Что до мира растений, то здешние условия можно назвать неблагоприятными для ботаники. Но тем более благоприятны они во всех других отношениях. Конечно, натуралист хотел бы найти побольше диких растений, которых, как уже было сказано, на Таити немного; зато тем больше здесь съедобных овощей и фруктов, таких, как ямс, аронник [Tapo], таитянское яблоко, бананы и плоды хлебного дерева. Всего этого, особенно первых трех видов, для которых как раз сейчас был сезон, туземцы приносили нам для обмена в таком количестве, что ими могли прокормиться команды обоих кораблей.

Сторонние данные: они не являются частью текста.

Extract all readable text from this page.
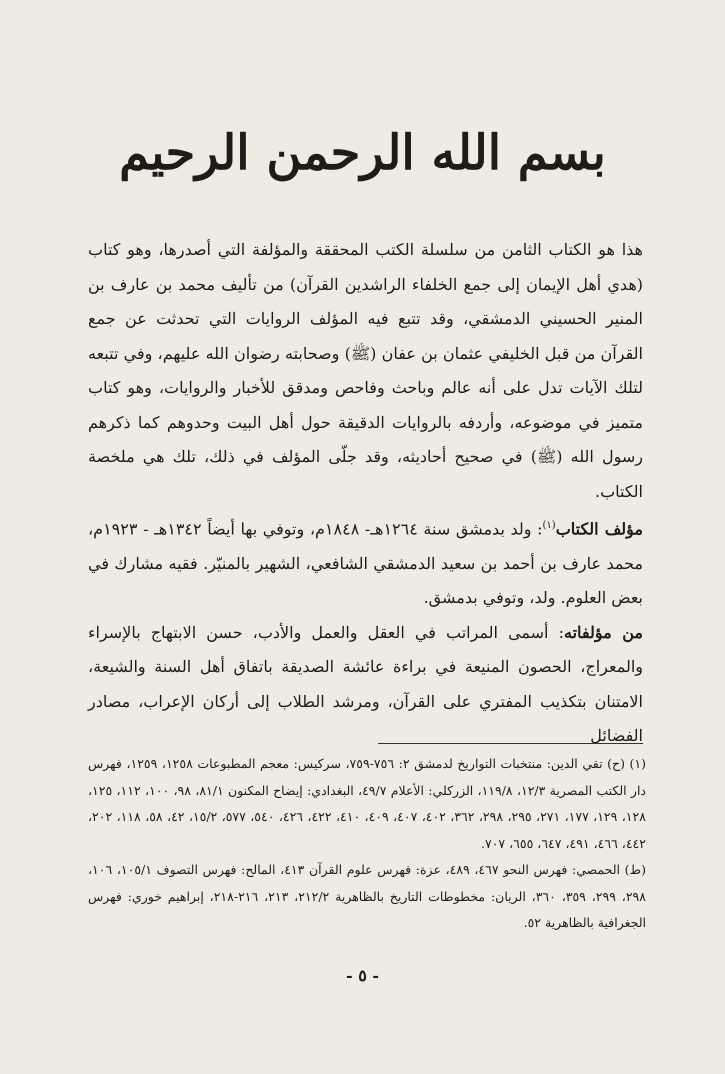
بسم الله الرحمن الرحيم

هذا هو الكتاب الثامن من سلسلة الكتب المحققة والمؤلفة التي أصدرها، وهو كتاب (هدي أهل الإيمان إلى جمع الخلفاء الراشدين القرآن) من تأليف محمد بن عارف بن المنير الحسيني الدمشقي، وقد تتبع فيه المؤلف الروايات التي تحدثت عن جمع القرآن من قبل الخليفي عثمان بن عفان (ﷺ) وصحابته رضوان الله عليهم، وفي تتبعه لتلك الآيات تدل على أنه عالم وباحث وفاحص ومدقق للأخبار والروايات، وهو كتاب متميز في موضوعه، وأردفه بالروايات الدقيقة حول أهل البيت وحدوهم كما ذكرهم رسول الله (ﷺ) في صحيح أحاديثه، وقد جلّى المؤلف في ذلك، تلك هي ملخصة الكتاب.

مؤلف الكتاب$^{(١)}$: ولد بدمشق سنة ١٢٦٤هـ- ١٨٤٨م، وتوفي بها أيضاً ١٣٤٢هـ - ١٩٢٣م، محمد عارف بن أحمد بن سعيد الدمشقي الشافعي، الشهير بالمنيّر. فقيه مشارك في بعض العلوم. ولد، وتوفي بدمشق.

من مؤلفاته: أسمى المراتب في العقل والعمل والأدب، حسن الابتهاج بالإسراء والمعراج، الحصون المنيعة في براءة عائشة الصديقة باتفاق أهل السنة والشيعة، الامتنان بتكذيب المفتري على القرآن، ومرشد الطلاب إلى أركان الإعراب، مصادر الفضائل

(١) (ح) تقي الدين: منتخبات التواريخ لدمشق ٢: ٧٥٦-٧٥٩، سركيس: معجم المطبوعات ١٢٥٨، ١٢٥٩، فهرس دار الكتب المصرية ١٢/٣، ١١٩/٨، الزركلي: الأعلام ٤٩/٧، البغدادي: إيضاح المكنون ٨١/١، ٩٨، ١٠٠، ١١٢، ١٢٥، ١٢٨، ١٢٩، ١٧٧، ٢٧١، ٢٩٥، ٢٩٨، ٣٦٢، ٤٠٢، ٤٠٧، ٤٠٩، ٤١٠، ٤٢٢، ٤٢٦، ٥٤٠، ٥٧٧، ١٥/٢، ٤٢، ٥٨، ١١٨، ٢٠٢، ٤٤٢، ٤٦٦، ٤٩١، ٦٤٧، ٦٥٥، ٧٠٧.

(ط) الحمصي: فهرس النحو ٤٦٧، ٤٨٩، عزة: فهرس علوم القرآن ٤١٣، المالح: فهرس التصوف ١٠٥/١، ١٠٦، ٢٩٨، ٢٩٩، ٣٥٩، ٣٦٠، الريان: مخطوطات التاريخ بالظاهرية ٢١٢/٢، ٢١٣، ٢١٦-٢١٨، إبراهيم خوري: فهرس الجغرافية بالظاهرية ٥٢.

- ٥ -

Наши цинготные больные от такой здоровой пищи поправлялись буквально на глазах, да и все мы чувствовали себя необычайно хорошо, если не считать поноса из-за резкой перемены в еде.
Недоставало только свежей свинины. Эту нехватку нам переносить было тем более трудно, что на каждой прогулке мы встречали множество этих животных, хотя островитяне и старались прятать их от нас. Наконец они стали запирать их в подобие маленьких хлевов, построенных низко и сверху плоско покрытых досками, так что получалось нечто вроде платформы, на которой сами жители сидели или лежали. Мы всеми мыслимыми способами пытались уговорить их, чтобы они продали нам свиней, предлагая взамен топоры, рубахи и другие товары, которые здесь особенно высоко ценились. Все тщетно. Они твердили, что свиньи — собственность эри,короля [259] . Вместо того чтобы удовольствоваться таким ответом и воздать должное доброй воле людей, которые снабжали нас пусть не свиньями, но всем другим продовольствием, благодаря которому поправились наши больные, да и все мы подкрепились, кое-кто из команды предложил капитанам забрать необходимое количество свиней силой, а затем отдать жителям столько европейских товаров, сколько мог, самое большее, стоить похищенный скот. Этот тиранический, более того, низменный и своекорыстный замысел был отвергнут с достойным презрением и негодованием.
259
По мнению издателя и комментатора дневников Кука Дж. Биглхоула, в 1773 г. таитянские вожди, учитывая, что остров сильно разорен в результате междоусобной войны, наложили запрет на продажу иноземцам свиней и кур.